This year I will be celebrating my very first Mother’s Day since few weeks ago I gave birth to a beautiful, brilliant, perfect baby girl. This holiday falls just weeks after celebrating the release of my very first book Cracked. I’d probably be a little saner had I spread out the two life-changing events instead of being both pregnant and publishing my book at the same time (though, fortunately, if you’ve read Cracked, you know that sanity isn’t really something I’ll need for writing the sequel). I discovered I was pregnant about the same time that Penguin offered to publish Cracked, and my baby’s due date was the same week as Cracked’s release date.
Authors like to call their books their “babies,” and now, after having done both, I have to say I can see the similarities.

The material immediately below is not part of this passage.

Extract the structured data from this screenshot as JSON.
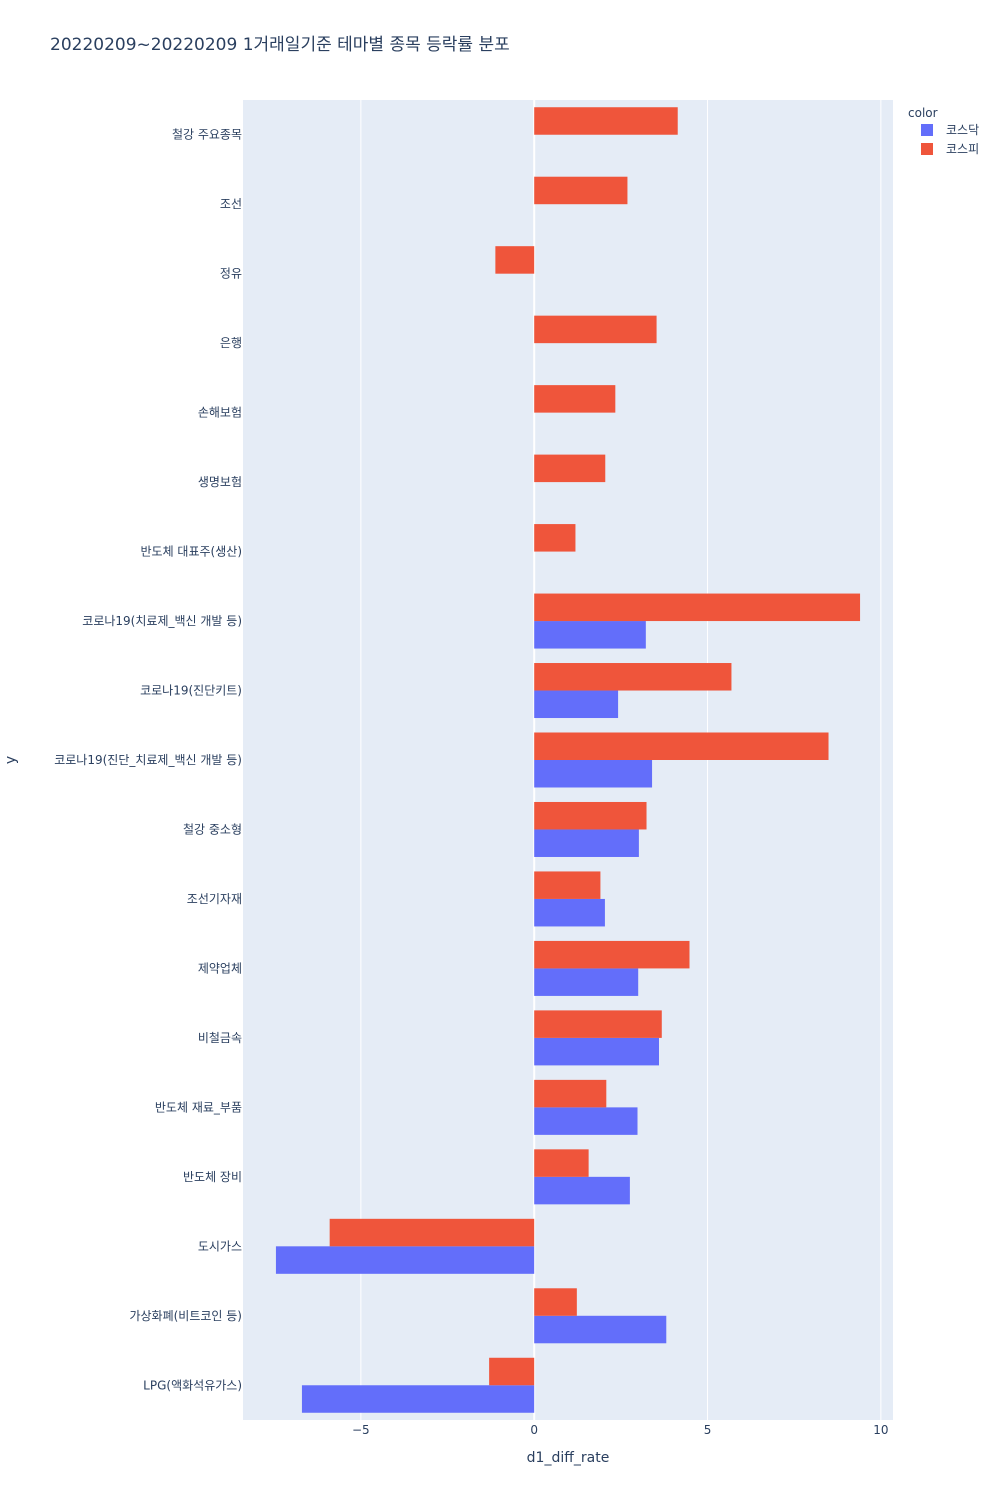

The creation of both book and baby all starts with lots of excitement (or alcohol), takes the better part of a year to do, and is jam-packed with ups and downs. For all the high-points—book offers, baby’s first kick, the first complimentary review, decorating the nursery--there are a ton of crappy parts too—the editorial letter, the massive weight-gain, the copy-editing, the morning sickness (oh God, the morning sickness).
And now that both book and daughter have arrived, I have to say that the similarities haven’t ended. They both are a LOT OF WORK--the deadlines, the late night feedings, writing a sequel, the diapers, the spit-up, the rounds and rounds of editing.It’s amazing how two tiny things, each small enough I can hold with one hand, can keep me so busy.
But the biggest similarity between the two is how insanely, inexplicably happy they both make me. Despite all the work, at the end of the day, I get to hold this thing that is somehow a part of me and yet somehow has a whole life and personality of its own.Sometimes I just sit and think, holy shit, I MADE THAT. It’s kinda an indescribable feeling.
To all the mothers out there, Happy Mother’s Day!